トランプ氏のグリーンランド特使任命に欧州各国が一斉に反発 「絶対に許容できない」

グリーンランドの中心都市ヌークで記者会見する、デンマークのフレデリクセン首相(中央)=今年4月(ロイター=共同)
グリーンランドの中心都市ヌークで記者会見する、デンマークのフレデリクセン首相(中央)=今年4月(ロイター=共同)

【ロンドン=黒瀬悦成】トランプ米大統領が21日、南部ルイジアナ州のランドリー知事をデンマーク自治領グリーンランド担当特使に任命すると発表し、グリーンランド領有の意向を改めて示したことに対し、欧州から一斉に非難の声が上がった。ロシアの脅威や中国の北極海への進出をにらんだ欧州の安全保障を巡る米欧の亀裂が一層深まるのは必至だ。

デンマークのフレデリクセン首相は22日、フェイスブックへの投稿で「グリーンランドはグリーンランド人のものだ」と強調。トランプ氏に対しては「何者も国境を政治力や軍事力によって変えてはならない」とくぎを刺した。

ラスムセン外相も地元テレビの番組で、トランプ氏による特使の任命に「気分を害している」と述べ、駐デンマーク米大使を呼んで説明を求めると表明。ランドリー氏がSNS上で「グリーンランドを米国の一部にする」と主張したことについては、「絶対に許容できない」と訴えた。

デンマークの反発に欧州諸国も呼応し、欧州連合(EU)のフォンデアライエン欧州委員長はX(旧ツイッター)への投稿で「領土の保全と主権は国際法の基本原則だ」とトランプ米政権を牽制(けんせい)。「デンマークとグリーンランドの人々を全面的に支持する」と表明した。

ドイツ外務省は「グリーンランドの将来はグリーンランド人の手に委ねられている」と指摘。ノルウェーのアイデ外相は、グリーンランドが「デンマークの不可欠な一部だ」とする声明を出した。

デンマークと米国は北大西洋条約機構(NATO)の同盟国で、グリーンランドには米軍基地もある。米国に加え、中国とロシアが北極圏の鉱物資源や北極海航路の権益に強い関心を示す中、グリーンランドは北極圏の戦略拠点としての重要性を増している。

デンマークは、グリーンランド領有へ軍事力の行使も辞さない構えを示すトランプ氏に警戒を強める一方、10月には北極圏の防衛強化のため米国製F35戦闘機16機の追加購入を表明。「デンマークはグリーンランド防衛への努力が不十分だ」とする米政権からの批判を和らげる取り組みを進めていた。

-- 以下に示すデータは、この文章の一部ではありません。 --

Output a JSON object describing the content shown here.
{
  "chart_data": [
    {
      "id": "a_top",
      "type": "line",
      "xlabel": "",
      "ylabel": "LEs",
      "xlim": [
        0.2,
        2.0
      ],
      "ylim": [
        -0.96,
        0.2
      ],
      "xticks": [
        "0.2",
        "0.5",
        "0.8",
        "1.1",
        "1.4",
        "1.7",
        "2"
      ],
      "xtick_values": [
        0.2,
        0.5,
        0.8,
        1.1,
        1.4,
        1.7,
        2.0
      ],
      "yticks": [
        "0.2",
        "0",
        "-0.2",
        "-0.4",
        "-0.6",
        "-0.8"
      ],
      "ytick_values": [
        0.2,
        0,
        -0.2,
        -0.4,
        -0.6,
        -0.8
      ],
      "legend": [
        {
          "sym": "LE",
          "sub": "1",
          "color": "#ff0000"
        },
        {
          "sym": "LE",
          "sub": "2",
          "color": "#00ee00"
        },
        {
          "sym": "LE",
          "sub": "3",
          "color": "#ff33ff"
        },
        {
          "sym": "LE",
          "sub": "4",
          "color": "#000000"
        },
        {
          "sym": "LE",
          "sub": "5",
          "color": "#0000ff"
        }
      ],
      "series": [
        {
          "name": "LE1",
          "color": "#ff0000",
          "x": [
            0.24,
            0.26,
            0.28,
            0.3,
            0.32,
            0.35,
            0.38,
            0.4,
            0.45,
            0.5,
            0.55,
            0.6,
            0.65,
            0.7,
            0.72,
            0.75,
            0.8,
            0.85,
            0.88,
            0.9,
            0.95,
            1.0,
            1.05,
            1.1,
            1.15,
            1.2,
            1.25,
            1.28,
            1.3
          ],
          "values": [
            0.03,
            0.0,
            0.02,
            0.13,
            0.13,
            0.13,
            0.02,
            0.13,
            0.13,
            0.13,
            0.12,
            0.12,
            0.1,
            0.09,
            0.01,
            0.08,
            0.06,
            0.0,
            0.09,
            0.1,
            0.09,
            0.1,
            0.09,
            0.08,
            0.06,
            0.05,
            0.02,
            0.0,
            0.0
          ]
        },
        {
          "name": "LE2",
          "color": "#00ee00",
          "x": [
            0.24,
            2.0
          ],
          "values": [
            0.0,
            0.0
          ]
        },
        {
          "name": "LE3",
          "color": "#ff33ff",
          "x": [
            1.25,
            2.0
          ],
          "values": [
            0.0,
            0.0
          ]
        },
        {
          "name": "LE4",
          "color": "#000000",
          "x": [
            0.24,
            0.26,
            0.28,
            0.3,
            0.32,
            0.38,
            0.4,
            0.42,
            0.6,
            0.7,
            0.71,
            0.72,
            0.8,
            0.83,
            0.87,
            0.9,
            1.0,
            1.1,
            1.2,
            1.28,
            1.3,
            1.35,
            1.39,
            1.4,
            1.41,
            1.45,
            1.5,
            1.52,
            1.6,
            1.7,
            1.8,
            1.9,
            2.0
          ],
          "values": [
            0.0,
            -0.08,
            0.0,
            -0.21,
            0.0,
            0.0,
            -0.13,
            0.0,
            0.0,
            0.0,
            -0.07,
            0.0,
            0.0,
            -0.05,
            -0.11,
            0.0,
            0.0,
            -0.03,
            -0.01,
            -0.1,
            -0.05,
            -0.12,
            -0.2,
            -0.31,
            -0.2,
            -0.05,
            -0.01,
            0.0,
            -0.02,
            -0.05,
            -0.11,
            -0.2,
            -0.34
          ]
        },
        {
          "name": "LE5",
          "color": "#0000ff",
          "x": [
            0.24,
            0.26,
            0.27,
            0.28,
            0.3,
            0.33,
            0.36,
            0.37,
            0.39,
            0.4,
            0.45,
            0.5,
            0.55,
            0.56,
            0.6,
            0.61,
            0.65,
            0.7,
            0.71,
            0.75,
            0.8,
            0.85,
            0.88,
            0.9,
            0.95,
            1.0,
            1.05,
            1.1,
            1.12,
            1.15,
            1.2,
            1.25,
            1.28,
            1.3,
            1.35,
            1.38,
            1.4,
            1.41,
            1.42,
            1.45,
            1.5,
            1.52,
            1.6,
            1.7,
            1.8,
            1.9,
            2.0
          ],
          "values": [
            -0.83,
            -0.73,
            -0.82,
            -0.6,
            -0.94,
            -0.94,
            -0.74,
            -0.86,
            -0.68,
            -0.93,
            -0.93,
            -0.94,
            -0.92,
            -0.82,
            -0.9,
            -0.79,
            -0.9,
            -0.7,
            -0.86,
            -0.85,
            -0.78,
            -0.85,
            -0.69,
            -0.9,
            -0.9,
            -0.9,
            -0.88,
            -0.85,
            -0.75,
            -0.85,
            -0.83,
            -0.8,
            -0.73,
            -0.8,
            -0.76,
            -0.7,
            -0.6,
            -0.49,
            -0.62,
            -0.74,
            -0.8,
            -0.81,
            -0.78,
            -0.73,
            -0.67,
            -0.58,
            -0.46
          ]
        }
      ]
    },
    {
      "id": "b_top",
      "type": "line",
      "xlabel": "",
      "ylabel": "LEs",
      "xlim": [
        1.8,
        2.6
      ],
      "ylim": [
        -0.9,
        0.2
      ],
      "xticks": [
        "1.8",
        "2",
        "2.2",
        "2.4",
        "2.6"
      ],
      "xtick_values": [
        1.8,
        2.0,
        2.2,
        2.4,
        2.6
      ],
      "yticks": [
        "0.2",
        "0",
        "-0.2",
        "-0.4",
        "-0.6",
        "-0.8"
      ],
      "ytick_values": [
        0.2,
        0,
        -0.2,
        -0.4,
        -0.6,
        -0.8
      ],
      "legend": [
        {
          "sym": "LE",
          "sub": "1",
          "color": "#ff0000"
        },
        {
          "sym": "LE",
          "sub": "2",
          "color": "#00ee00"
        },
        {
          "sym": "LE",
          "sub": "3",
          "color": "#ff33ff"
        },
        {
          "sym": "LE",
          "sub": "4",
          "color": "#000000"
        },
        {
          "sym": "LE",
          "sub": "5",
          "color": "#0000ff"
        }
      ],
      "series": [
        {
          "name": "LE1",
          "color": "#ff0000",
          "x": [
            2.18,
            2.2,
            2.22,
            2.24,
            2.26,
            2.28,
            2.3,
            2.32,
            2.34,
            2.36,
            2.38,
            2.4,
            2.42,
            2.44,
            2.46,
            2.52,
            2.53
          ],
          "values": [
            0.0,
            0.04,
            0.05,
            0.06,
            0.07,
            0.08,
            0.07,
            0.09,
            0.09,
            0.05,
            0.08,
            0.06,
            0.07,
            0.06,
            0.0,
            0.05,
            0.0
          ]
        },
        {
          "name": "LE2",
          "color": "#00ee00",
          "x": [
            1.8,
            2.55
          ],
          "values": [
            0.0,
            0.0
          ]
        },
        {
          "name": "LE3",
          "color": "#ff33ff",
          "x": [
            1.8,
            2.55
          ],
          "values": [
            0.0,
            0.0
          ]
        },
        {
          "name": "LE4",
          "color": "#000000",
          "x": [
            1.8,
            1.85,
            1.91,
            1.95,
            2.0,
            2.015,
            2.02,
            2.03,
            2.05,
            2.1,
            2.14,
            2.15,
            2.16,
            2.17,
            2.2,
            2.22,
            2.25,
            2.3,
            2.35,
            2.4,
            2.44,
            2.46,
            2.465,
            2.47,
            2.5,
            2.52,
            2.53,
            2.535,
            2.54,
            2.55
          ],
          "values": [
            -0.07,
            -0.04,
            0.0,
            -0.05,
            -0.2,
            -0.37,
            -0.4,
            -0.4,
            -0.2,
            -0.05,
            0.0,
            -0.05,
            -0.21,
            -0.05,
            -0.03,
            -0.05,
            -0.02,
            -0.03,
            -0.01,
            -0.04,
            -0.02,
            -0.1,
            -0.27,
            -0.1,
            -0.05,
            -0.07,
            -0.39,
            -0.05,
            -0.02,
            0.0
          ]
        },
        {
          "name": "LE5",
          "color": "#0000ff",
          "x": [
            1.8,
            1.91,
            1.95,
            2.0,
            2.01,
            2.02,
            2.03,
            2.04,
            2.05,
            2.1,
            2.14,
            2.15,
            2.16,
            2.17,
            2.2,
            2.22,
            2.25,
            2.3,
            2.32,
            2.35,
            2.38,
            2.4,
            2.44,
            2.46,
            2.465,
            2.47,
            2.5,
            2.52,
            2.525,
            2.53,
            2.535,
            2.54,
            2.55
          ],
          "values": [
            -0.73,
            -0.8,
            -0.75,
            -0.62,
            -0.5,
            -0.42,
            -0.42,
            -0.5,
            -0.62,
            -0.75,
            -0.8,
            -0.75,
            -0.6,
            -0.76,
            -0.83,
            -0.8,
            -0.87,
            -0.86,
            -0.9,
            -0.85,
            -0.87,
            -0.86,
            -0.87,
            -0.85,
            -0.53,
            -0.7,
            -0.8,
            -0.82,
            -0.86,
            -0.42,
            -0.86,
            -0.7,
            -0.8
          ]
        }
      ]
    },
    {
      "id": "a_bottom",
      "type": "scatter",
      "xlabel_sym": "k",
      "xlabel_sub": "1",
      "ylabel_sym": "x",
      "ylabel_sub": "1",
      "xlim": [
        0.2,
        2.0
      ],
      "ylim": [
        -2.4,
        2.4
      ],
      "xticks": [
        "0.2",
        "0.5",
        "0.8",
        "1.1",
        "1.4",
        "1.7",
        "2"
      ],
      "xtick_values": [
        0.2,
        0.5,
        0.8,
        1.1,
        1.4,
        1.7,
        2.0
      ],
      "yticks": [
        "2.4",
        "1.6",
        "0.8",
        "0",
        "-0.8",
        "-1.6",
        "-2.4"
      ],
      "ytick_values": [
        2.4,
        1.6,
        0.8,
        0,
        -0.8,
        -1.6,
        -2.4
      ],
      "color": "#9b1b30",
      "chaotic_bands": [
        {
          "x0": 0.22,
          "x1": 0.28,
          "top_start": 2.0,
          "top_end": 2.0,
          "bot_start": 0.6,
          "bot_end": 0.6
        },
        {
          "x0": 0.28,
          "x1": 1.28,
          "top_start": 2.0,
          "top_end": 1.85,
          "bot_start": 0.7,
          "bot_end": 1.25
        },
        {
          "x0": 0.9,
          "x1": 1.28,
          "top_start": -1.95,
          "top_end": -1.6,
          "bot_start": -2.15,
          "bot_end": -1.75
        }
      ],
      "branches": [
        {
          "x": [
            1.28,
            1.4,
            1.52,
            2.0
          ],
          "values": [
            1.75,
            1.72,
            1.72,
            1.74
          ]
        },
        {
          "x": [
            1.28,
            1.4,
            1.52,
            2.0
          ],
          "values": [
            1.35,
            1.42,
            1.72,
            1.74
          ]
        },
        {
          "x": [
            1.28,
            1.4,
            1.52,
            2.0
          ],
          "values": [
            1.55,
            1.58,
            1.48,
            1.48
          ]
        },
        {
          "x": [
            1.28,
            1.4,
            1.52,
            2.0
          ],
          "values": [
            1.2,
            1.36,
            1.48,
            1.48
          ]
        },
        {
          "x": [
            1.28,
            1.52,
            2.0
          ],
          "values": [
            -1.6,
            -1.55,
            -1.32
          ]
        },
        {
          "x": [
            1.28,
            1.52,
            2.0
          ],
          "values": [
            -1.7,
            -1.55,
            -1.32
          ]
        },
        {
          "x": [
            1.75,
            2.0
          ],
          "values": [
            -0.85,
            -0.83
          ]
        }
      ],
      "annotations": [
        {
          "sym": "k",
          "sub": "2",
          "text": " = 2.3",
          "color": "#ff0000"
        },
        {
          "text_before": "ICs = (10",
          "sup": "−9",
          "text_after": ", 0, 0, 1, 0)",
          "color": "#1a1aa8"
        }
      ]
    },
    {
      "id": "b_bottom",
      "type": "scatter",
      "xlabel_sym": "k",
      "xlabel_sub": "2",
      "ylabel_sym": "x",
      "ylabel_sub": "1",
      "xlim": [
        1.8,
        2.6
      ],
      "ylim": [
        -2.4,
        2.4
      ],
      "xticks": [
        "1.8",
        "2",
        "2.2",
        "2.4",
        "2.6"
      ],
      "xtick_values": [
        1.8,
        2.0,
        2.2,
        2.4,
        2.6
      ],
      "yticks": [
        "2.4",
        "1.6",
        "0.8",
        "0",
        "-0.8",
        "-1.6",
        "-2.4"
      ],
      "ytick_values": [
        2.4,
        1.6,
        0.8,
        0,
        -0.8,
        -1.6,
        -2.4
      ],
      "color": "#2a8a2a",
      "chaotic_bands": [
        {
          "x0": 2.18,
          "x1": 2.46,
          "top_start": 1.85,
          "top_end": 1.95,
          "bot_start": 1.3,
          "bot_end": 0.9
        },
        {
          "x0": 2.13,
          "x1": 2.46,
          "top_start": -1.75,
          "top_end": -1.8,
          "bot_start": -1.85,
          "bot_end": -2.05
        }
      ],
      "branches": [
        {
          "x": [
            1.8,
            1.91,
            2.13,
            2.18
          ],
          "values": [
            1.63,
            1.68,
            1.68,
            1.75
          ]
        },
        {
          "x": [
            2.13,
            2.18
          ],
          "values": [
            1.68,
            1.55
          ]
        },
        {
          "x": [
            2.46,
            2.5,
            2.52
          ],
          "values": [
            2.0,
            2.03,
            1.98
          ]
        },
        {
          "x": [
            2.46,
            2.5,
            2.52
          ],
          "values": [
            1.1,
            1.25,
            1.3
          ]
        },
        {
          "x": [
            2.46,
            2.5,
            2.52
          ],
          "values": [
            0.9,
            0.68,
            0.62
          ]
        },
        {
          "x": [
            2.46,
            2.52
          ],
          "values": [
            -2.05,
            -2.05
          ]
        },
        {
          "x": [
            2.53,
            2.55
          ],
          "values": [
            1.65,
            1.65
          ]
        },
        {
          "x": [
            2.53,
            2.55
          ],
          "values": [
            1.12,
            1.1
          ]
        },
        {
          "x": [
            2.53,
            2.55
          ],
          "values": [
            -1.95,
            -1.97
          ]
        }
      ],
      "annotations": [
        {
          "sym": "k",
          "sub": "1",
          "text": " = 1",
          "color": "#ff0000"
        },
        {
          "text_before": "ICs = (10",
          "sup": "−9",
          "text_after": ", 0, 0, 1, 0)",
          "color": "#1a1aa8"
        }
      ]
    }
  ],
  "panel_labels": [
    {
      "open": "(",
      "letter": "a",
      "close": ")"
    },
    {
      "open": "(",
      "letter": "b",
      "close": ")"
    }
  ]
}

これに対し、米政権は22日、デンマークの国営会社が開発中の2件を含む、米東海岸沖での5件の大型洋上風力発電計画の認可を一時的に取り消し、デンマーク政府に圧力をかけた。

さらに、トランプ氏は22日、欧州諸国の反発をよそに「米国は安全保障上の理由でグリーンランドが必要だ」と改めて主張。デンマークが領土保全に向けて米政権といかなる調整を図ったとしても、配慮しない考えを鮮明にした。